Rosenberg & Co. is pleased to present Donald Hamilton Fraser, featuring twenty-two works spanning more than thirty years of the artist’s career (1953 – 1985). As one of the most distinctive British painters to emerge from the generation of artists following World War II, Fraser is known for both his landscapes and his abstract collage paintings, and was deeply inspired by Nicholas de Staël and the use of the palette knife.
The “symbolic language” of Fraser’s paintings finds its root in his first love: poetry. During his mandatory military service, however, Fraser experienced a creative shift, and the abundance of visual imagery in his poems began to concretize into paintings. With his service completed, Fraser attended St. Martin's School of Art from 1949 to1952. Although Fraser’s initial works contained figurative subjects, he began to experiment with abstraction during this period. In 1953, Fraser received a scholarship from the French government to study in France. This intensive year of study enabled Fraser to arrive at his own aesthetic gestures, working between American Abstract Expressionism, French Tachisme, and a signature style that straddled de Staël’s abstraction and a more poetic figuration.
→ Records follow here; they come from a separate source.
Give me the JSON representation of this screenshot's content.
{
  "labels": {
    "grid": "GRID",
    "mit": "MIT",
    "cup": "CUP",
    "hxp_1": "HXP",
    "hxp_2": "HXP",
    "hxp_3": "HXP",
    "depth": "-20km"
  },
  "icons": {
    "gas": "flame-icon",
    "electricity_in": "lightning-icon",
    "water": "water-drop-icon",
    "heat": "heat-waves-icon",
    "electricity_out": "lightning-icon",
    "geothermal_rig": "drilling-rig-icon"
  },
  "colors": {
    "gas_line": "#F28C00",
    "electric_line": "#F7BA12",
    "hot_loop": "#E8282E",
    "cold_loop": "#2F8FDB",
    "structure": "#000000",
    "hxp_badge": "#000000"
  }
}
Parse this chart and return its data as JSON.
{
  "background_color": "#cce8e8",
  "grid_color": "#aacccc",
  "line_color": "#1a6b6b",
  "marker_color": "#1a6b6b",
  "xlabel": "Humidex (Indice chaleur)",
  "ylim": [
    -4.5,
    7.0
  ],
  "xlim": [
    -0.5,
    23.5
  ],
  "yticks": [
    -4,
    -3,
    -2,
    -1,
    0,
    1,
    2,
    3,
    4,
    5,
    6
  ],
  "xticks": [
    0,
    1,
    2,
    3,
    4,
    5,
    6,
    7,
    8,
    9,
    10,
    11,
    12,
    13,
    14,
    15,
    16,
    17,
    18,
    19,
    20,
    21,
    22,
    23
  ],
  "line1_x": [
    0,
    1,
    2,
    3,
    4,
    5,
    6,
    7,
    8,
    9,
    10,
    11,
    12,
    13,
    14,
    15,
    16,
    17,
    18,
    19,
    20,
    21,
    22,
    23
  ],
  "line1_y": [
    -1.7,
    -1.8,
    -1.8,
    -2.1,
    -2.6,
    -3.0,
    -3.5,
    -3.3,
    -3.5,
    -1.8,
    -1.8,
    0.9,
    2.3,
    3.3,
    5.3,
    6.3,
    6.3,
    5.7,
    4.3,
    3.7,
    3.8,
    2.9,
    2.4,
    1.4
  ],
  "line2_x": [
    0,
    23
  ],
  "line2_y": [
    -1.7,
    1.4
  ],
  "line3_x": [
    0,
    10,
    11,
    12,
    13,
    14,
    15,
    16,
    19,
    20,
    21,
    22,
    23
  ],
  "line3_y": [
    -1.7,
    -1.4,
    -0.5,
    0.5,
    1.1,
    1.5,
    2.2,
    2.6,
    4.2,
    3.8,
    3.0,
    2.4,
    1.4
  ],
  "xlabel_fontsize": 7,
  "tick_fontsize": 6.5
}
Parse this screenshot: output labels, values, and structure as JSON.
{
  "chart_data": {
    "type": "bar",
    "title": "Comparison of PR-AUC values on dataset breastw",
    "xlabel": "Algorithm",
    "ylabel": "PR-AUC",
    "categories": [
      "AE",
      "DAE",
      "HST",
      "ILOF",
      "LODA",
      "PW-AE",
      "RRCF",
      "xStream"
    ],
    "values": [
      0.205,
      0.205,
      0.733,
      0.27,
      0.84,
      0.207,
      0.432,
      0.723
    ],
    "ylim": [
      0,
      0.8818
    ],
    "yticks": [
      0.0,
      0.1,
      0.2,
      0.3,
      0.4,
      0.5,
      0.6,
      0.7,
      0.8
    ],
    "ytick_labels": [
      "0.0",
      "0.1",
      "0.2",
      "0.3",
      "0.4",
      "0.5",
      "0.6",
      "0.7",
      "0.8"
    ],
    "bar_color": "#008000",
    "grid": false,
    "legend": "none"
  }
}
The result of Fraser’s hybrid influences is an expressionistic, vibrant, and layered painterly style, juxtaposing color with geometry, and guiding his compositions with what he termed “a tonal and linear structure that would sustain the figurative elements.” In the early 1960s, Fraser turned toward more radical abstraction—citing the sudden feeling of “an intolerable limitation”—only to return to figuration later on. He never fully abandoned either mode, though, always grounding his work in an intense focus on color, as shown in the richly painted Table with Blue Flowers, 1957 and the harder-edged Untitled, 1968.
Showing at Gimpel Fils in London throughout his career, Fraser also exhibited at Paul Rosenberg & Co. in New York in the 1960s and 1970s.